Kyle Wood itching for opportunity on Coyotes’ blue line
GLENDALE, Ariz. — Jakob Chychrun’s knee injury has created a series of questions as the Coyotes prepare to open training camp on Sept 14. When the team has a clearer picture of Chychrun’s timeline for recovery and return, they’ll have a clearer idea of how to answer the remaining questions.
If Chychrun misses significant time, the Coyotes must find a replacement for his minutes and role. That could mean signing a free agent or trading for a player who can assume a second- or third-pairing role. It could also mean giving one of their own prospects a shot at the third-pairing role or the seventh defensive slot on the roster, while moving a rostered player up in the lineup.
One player who is itching for opportunity is 21-year-old Kyle Wood. The 6-foot-5, 235-pound right-handed defenseman was acquired in the trade that sent forward Mikkel Boedker to Colorado at the 2016 trade deadline. Wood finished up that season with the North Bay Battalion of the Ontario Hockey League, where he was a teammate and defensive partner of Coyotes prospect Cam Dineen.
Wood played last season with Tucson of the American Hockey League, leading all Roadrunners defensemen in goals (19) and points (43) and finishing 11th among league defensemen in points as a rookie. He was also second among AHL defensemen in power plays goals (11) and represented the team at the AHL All-Star Game.
“I think it was great season,” Coyotes assistant GM and Roadrunners GM Steve Sullivan said. “There were really no expectations for Kyle except to see how his game translated from junior to pro and it happened with flying colors. He was still able to have the offensive output he had in junior, he was a power-play specialist for us and he made the transition very well.”
Like most young defensemen, Wood has a laundry list of areas on which he is working, but Sullivan said most of Wood’s skill-set is high enough for the NHL.
“He thinks the game very well, he’s really good at first passes on the breakout and his offensive output…those are all NHL caliber,” Sullivan said.
Wood’s main deficiency — the one thing Sullivan said could keep him from the NHL — was his skating. He has attacked that deficiency all summer with Coyotes skating coach Dawn Braid.
“I’ve been to Arizona three times just for my skating, working with Dawn and I’ve seen her here in Toronto once or twice a week,” Wood said by phone on Friday. “I think it has made a huge difference and I’m really excited to see how it shapes up at training camp.”
Wood said Braid zeroed in on a couple areas.

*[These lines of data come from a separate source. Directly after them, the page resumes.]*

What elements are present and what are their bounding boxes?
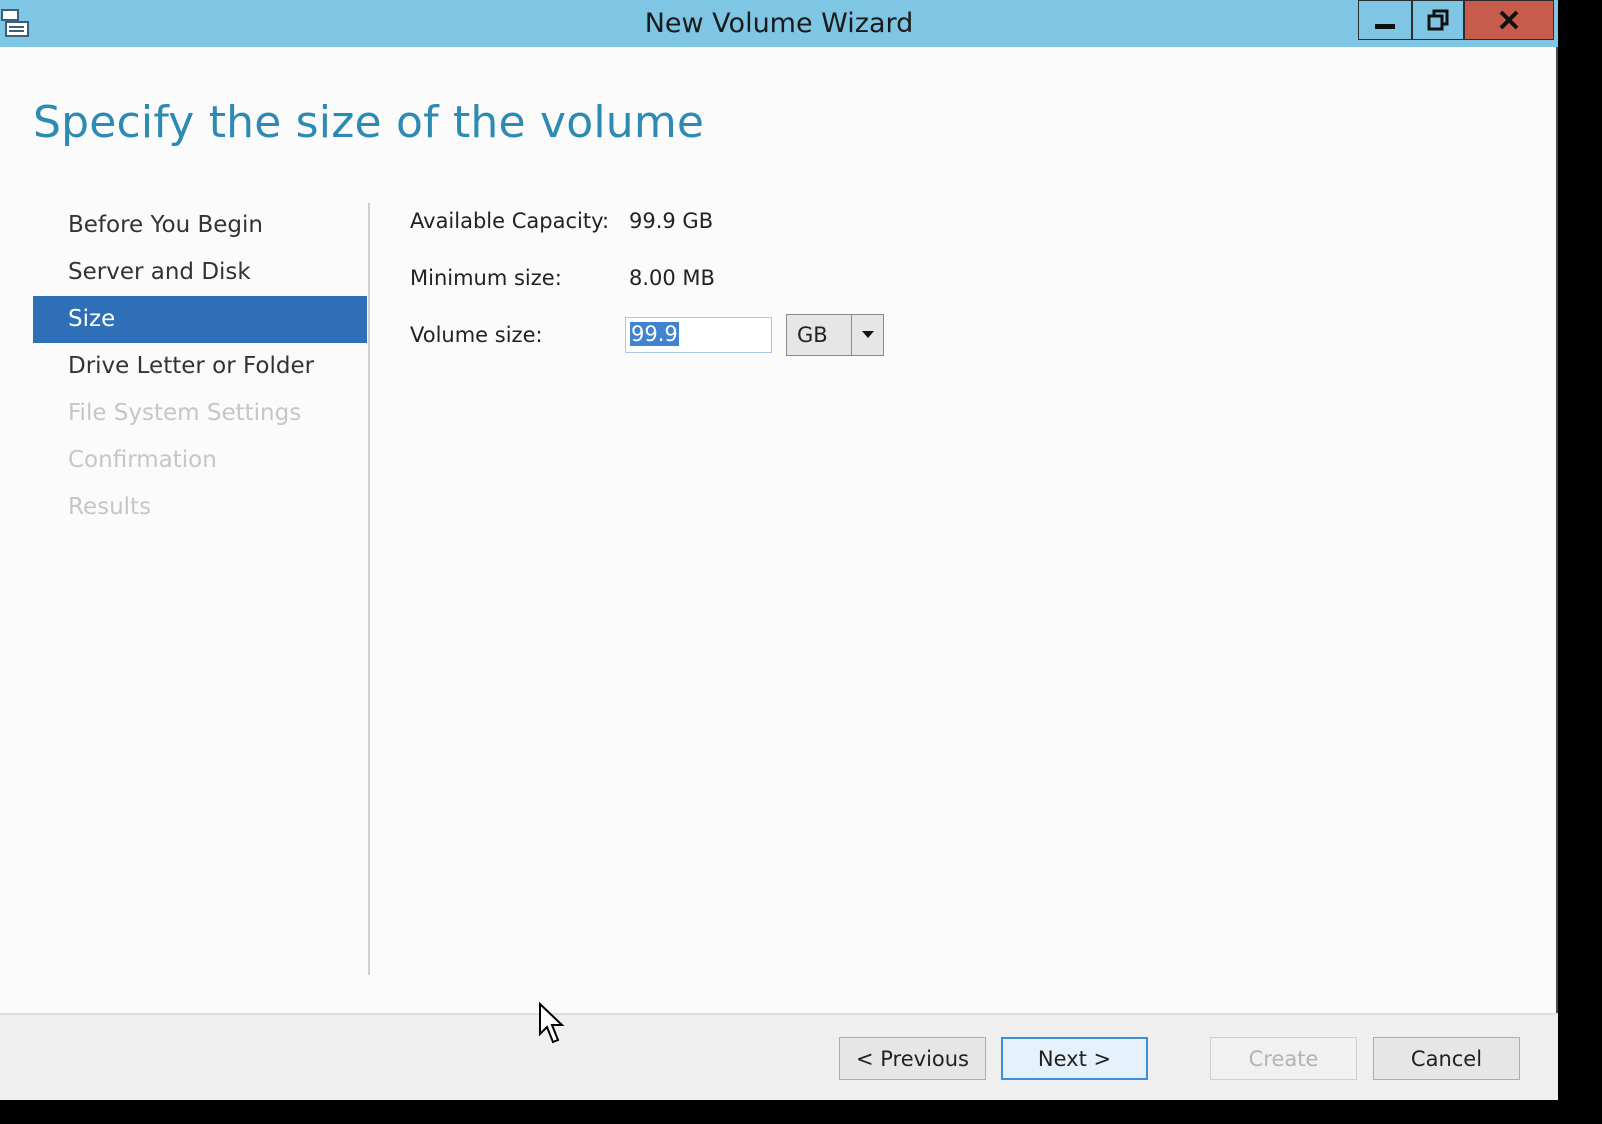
- close-icon: [1499, 10, 1519, 30]
- minimize-button[interactable]: [1358, 0, 1412, 40]
- close-button[interactable]: [1464, 0, 1554, 40]
- nav-item-drive-letter-or-folder[interactable]: Drive Letter or Folder: [33, 343, 367, 390]
- cancel-button[interactable]: Cancel: [1373, 1037, 1520, 1080]
- nav-item-results: Results: [68, 494, 152, 520]
- volume-size-input[interactable]: 99.9: [625, 317, 772, 353]
- caret-down-icon: [861, 331, 874, 338]
- volume-size-value: 99.9: [630, 322, 679, 346]
- nav-item-size[interactable]: Size: [33, 296, 367, 343]
- nav-item-file-system-settings: File System Settings: [68, 400, 302, 426]
- mouse-pointer-icon: [539, 1002, 565, 1044]
- nav-item-before-you-begin[interactable]: Before You Begin: [33, 202, 367, 249]
- page-heading: Specify the size of the volume: [33, 97, 705, 148]
- size-unit-dropdown[interactable]: GB: [786, 314, 884, 356]
- wizard-window: New Volume Wizard Specify the size of th…: [0, 0, 1558, 1100]
- wizard-footer: < Previous Next > Create Cancel: [0, 1013, 1558, 1100]
- available-capacity-label: Available Capacity:: [410, 209, 610, 233]
- volume-size-label: Volume size:: [410, 323, 543, 347]
- minimize-icon: [1375, 24, 1395, 29]
- nav-item-confirmation: Confirmation: [68, 447, 217, 473]
- title-bar[interactable]: New Volume Wizard: [0, 0, 1558, 47]
- restore-icon: [1427, 9, 1449, 31]
- restore-button[interactable]: [1412, 0, 1464, 40]
- available-capacity-value: 99.9 GB: [629, 209, 714, 233]
- previous-button[interactable]: < Previous: [839, 1037, 986, 1080]
- wizard-steps-nav: Before You Begin Server and Disk Size Dr…: [33, 202, 367, 531]
- size-unit-value: GB: [797, 323, 828, 347]
- dropdown-arrow-icon[interactable]: [851, 315, 883, 355]
- minimum-size-value: 8.00 MB: [629, 266, 715, 290]
- minimum-size-label: Minimum size:: [410, 266, 562, 290]
- nav-item-server-and-disk[interactable]: Server and Disk: [33, 249, 367, 296]
- create-button: Create: [1210, 1037, 1357, 1080]
- nav-divider: [368, 203, 370, 975]
- screen-bottom-edge: [0, 1100, 1602, 1124]
- next-button[interactable]: Next >: [1001, 1037, 1148, 1080]
- window-title: New Volume Wizard: [644, 8, 914, 39]
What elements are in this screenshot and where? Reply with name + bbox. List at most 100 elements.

“At the beginning of the summer, we really focused on my backwards skating, trying to lengthen out my stride and get me to be really efficient that way,” he said. “Later this summer, it was about quick feet, quicker starts, getting to the corners quicker and trying to shut things down as quickly as possible; getting to pucks before the opposite team and trying to make plays.”
One thing Braid tried to do with the latter area is quiet Wood’s upper body.
“It’s about trying to keep it stable,” Wood said. “Before, I was really moving my upper body a lot. It makes everything go out of whack so you’re not as quick, so it’s about making everything simple.”
Wood will be back in Arizona next week to work with Braid. He hasn’t decided whether he will stay until the start of rookie camp on Sept. 7, or head back to Toronto for another session with Braid.
Nobody is certain what sort of opportunity exists on the Coyotes’ blue line in the wake of Chychrun’s injury. With Oliver Ekman-Larsson and Niklas Hjalmarsson locked in on the top pairing, and Alex Goligoski, Luke Schenn, Adam Clendening and Kevin Connauton also expected to assume roster spots, there could be just one position available.
Wood isn’t alone in wanting that spot. Left-handers Dineen, Kyle Capobianco, Joel Hanley, Andrew Campbell, Dakota Mermis, and right-hander Dysin Mayo are also options, as is finding outside help.
“I’m a young player so I’m obviously trying to play it simple and chip in on the power play when I can,” Wood said. “I want to play well defensively and I want them to trust me in all situations.
“When I saw the awful news of Chychrun’s injury I didn’t know what to think, but I can’t get too far ahead. I just have to think about my game. I just have to show the coaches and the staff what I’m capable of and hopefully I get a chance.”